From a pool of more than 1,000 applicants, ninety participants from 37 countries were invited to participate in Al Jazeera's media hackathon CANVAS in Doha, Qatar.
Our team of six created a working prototype of "Lasertag" which allows media organizations to regain value from their archives by automating suggestions of contextual/relevant content, links and embeds for journalists to include in their stories. It uses an algorithm that pulls from a news organization's API (we tested it on Al Jazeera's API) to create connections between noun phrases (during the hackathon we processed more than 15 million database operations and created 1 million connections).
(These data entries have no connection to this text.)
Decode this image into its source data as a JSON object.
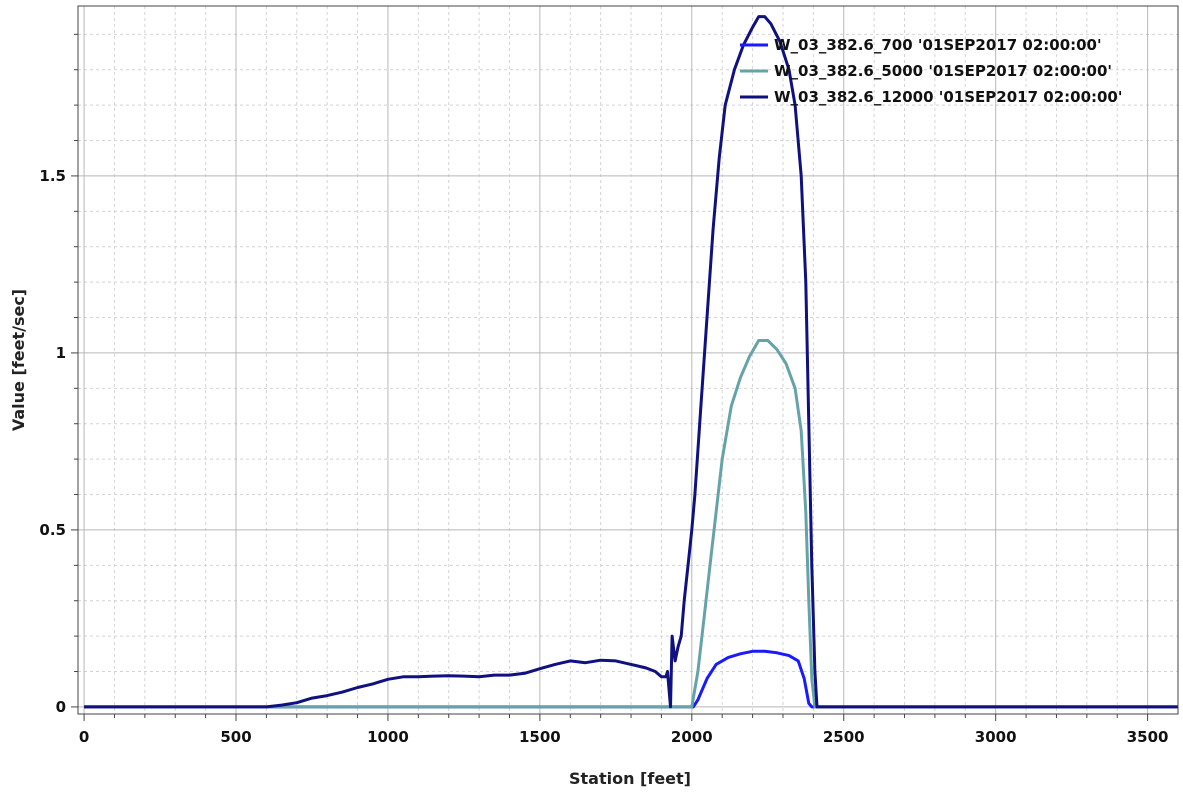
{
  "chart_data": {
    "type": "line",
    "xlabel": "Station [feet]",
    "ylabel": "Value [feet/sec]",
    "xlim": [
      -20,
      3600
    ],
    "ylim": [
      -0.02,
      1.98
    ],
    "x_ticks": [
      0,
      500,
      1000,
      1500,
      2000,
      2500,
      3000,
      3500
    ],
    "x_tick_labels": [
      "0",
      "500",
      "1000",
      "1500",
      "2000",
      "2500",
      "3000",
      "3500"
    ],
    "y_ticks": [
      0,
      0.5,
      1,
      1.5
    ],
    "y_tick_labels": [
      "0",
      "0.5",
      "1",
      "1.5"
    ],
    "grid": true,
    "legend_position": "top-right",
    "series": [
      {
        "name": "W_03_382.6_700 '01SEP2017 02:00:00'",
        "color": "#1a1aff",
        "points": [
          [
            0,
            0
          ],
          [
            2005,
            0
          ],
          [
            2020,
            0.02
          ],
          [
            2050,
            0.08
          ],
          [
            2080,
            0.12
          ],
          [
            2120,
            0.14
          ],
          [
            2160,
            0.15
          ],
          [
            2200,
            0.157
          ],
          [
            2240,
            0.157
          ],
          [
            2280,
            0.153
          ],
          [
            2320,
            0.145
          ],
          [
            2350,
            0.13
          ],
          [
            2370,
            0.08
          ],
          [
            2385,
            0.01
          ],
          [
            2395,
            0
          ],
          [
            3600,
            0
          ]
        ]
      },
      {
        "name": "W_03_382.6_5000 '01SEP2017 02:00:00'",
        "color": "#66a3a8",
        "points": [
          [
            0,
            0
          ],
          [
            2000,
            0
          ],
          [
            2020,
            0.1
          ],
          [
            2040,
            0.25
          ],
          [
            2060,
            0.4
          ],
          [
            2080,
            0.55
          ],
          [
            2100,
            0.7
          ],
          [
            2130,
            0.85
          ],
          [
            2160,
            0.93
          ],
          [
            2190,
            0.99
          ],
          [
            2220,
            1.035
          ],
          [
            2250,
            1.035
          ],
          [
            2280,
            1.01
          ],
          [
            2310,
            0.97
          ],
          [
            2340,
            0.9
          ],
          [
            2360,
            0.78
          ],
          [
            2375,
            0.55
          ],
          [
            2385,
            0.3
          ],
          [
            2395,
            0.08
          ],
          [
            2405,
            0
          ],
          [
            3600,
            0
          ]
        ]
      },
      {
        "name": "W_03_382.6_12000 '01SEP2017 02:00:00'",
        "color": "#101080",
        "points": [
          [
            0,
            0
          ],
          [
            600,
            0
          ],
          [
            650,
            0.005
          ],
          [
            700,
            0.012
          ],
          [
            750,
            0.025
          ],
          [
            800,
            0.032
          ],
          [
            850,
            0.042
          ],
          [
            900,
            0.055
          ],
          [
            950,
            0.065
          ],
          [
            1000,
            0.078
          ],
          [
            1050,
            0.085
          ],
          [
            1100,
            0.085
          ],
          [
            1150,
            0.087
          ],
          [
            1200,
            0.088
          ],
          [
            1250,
            0.087
          ],
          [
            1300,
            0.085
          ],
          [
            1350,
            0.09
          ],
          [
            1400,
            0.09
          ],
          [
            1450,
            0.095
          ],
          [
            1500,
            0.108
          ],
          [
            1550,
            0.12
          ],
          [
            1600,
            0.13
          ],
          [
            1650,
            0.125
          ],
          [
            1700,
            0.132
          ],
          [
            1750,
            0.13
          ],
          [
            1800,
            0.12
          ],
          [
            1850,
            0.11
          ],
          [
            1880,
            0.1
          ],
          [
            1900,
            0.085
          ],
          [
            1915,
            0.085
          ],
          [
            1920,
            0.1
          ],
          [
            1925,
            0.05
          ],
          [
            1930,
            0
          ],
          [
            1935,
            0.2
          ],
          [
            1945,
            0.13
          ],
          [
            1955,
            0.17
          ],
          [
            1965,
            0.2
          ],
          [
            1975,
            0.3
          ],
          [
            1990,
            0.42
          ],
          [
            2000,
            0.5
          ],
          [
            2010,
            0.6
          ],
          [
            2030,
            0.85
          ],
          [
            2050,
            1.1
          ],
          [
            2070,
            1.35
          ],
          [
            2090,
            1.55
          ],
          [
            2110,
            1.7
          ],
          [
            2140,
            1.8
          ],
          [
            2170,
            1.87
          ],
          [
            2200,
            1.92
          ],
          [
            2220,
            1.95
          ],
          [
            2240,
            1.95
          ],
          [
            2260,
            1.93
          ],
          [
            2290,
            1.88
          ],
          [
            2320,
            1.8
          ],
          [
            2340,
            1.7
          ],
          [
            2360,
            1.5
          ],
          [
            2375,
            1.2
          ],
          [
            2385,
            0.8
          ],
          [
            2395,
            0.4
          ],
          [
            2405,
            0.1
          ],
          [
            2412,
            0
          ],
          [
            3600,
            0
          ]
        ]
      }
    ]
  }
}
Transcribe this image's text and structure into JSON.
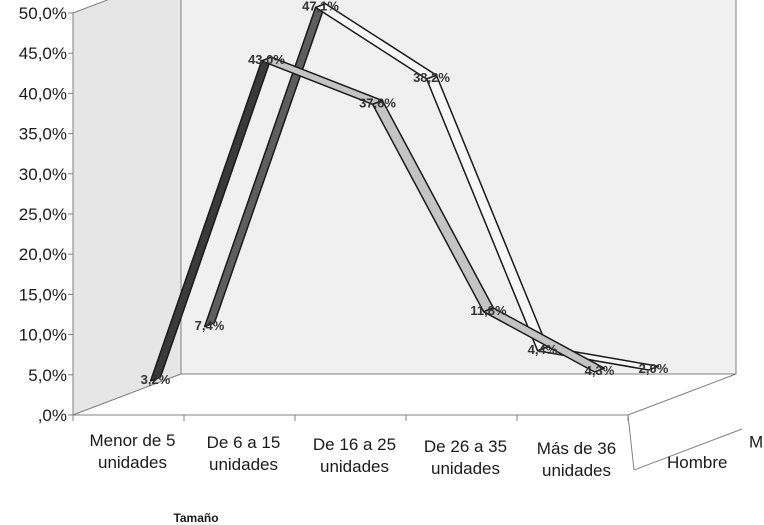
{
  "chart_data": {
    "type": "line",
    "subtype": "3d-ribbon",
    "xlabel": "Tamaño",
    "categories": [
      "Menor de 5 unidades",
      "De 6 a 15 unidades",
      "De 16 a 25 unidades",
      "De 26 a 35 unidades",
      "Más de 36 unidades"
    ],
    "y_ticks": [
      ",0%",
      "5,0%",
      "10,0%",
      "15,0%",
      "20,0%",
      "25,0%",
      "30,0%",
      "35,0%",
      "40,0%",
      "45,0%",
      "50,0%"
    ],
    "ylim": [
      0,
      50
    ],
    "grid": false,
    "series": [
      {
        "name": "Hombre",
        "values": [
          3.2,
          43.0,
          37.6,
          11.8,
          4.3
        ],
        "labels": [
          "3,2%",
          "43,0%",
          "37,6%",
          "11,8%",
          "4,3%"
        ],
        "colors": {
          "face": "#c4c4c4",
          "first_face": "#3a3a3a"
        }
      },
      {
        "name": "Mujer",
        "values": [
          7.4,
          47.1,
          38.2,
          4.4,
          2.0
        ],
        "labels": [
          "7,4%",
          "47,1%",
          "38,2%",
          "4,4%",
          "2,0%"
        ],
        "colors": {
          "face": "#f7f7f7",
          "first_face": "#5e5e5e"
        }
      }
    ]
  }
}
Lasertag won the hackathon's prize for best tool for media production and was featured on media outlets like GigaOm.
Journalists and web producers know that the archives contain valuable context for current stories, but many avoid diving deep into the archives to find it. Why? Often, those archives are in complex, proprietary systems that offer little more than a search box. More often, the person searching for that context doesn't have the time to dive through dozens or hundreds of stories to find the ones that are the most relevant. What if a simple algorithm could make the first pass for them? Then the journalist just has to pick the best stories for context using human judgement and news organizations can capture some of the value now trapped in those archives.
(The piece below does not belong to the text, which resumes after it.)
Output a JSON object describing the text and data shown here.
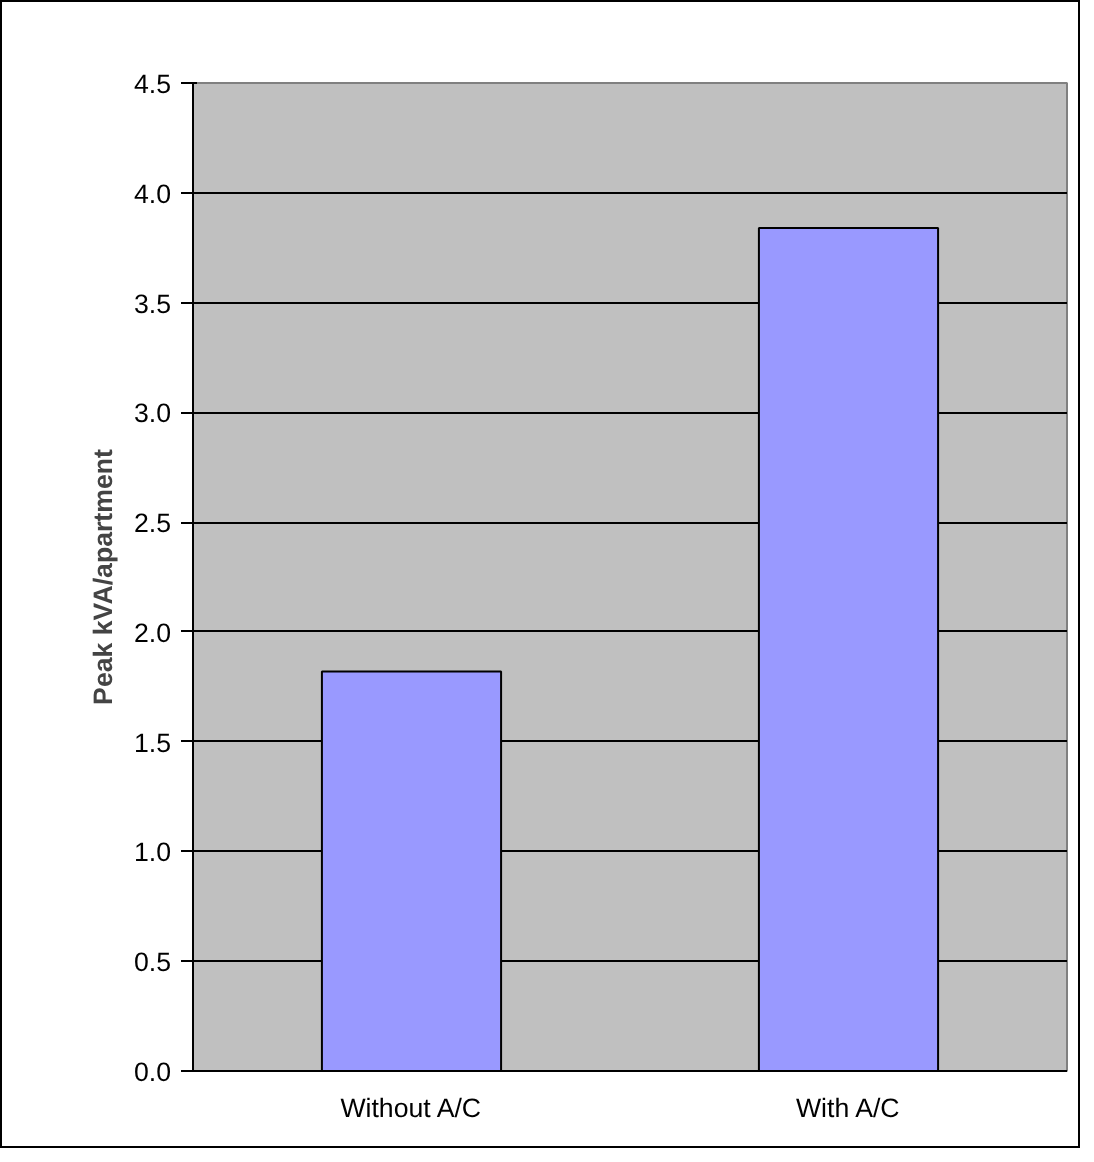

For this proof of concept, we used 3,900 stories from the Al Jazeera API. Finding noun phrase overlap required 15.2 million database operations, and resulted in more than 1 million relationships. Next steps: Clearly, the algorithm will need to be optimized and faster processing methods will have to be found for it to go live. But the proof of concept works. Highly relevant stories are returned to the user based on the content of a given story. Testing it with a deeper archive with more stories would be ideal.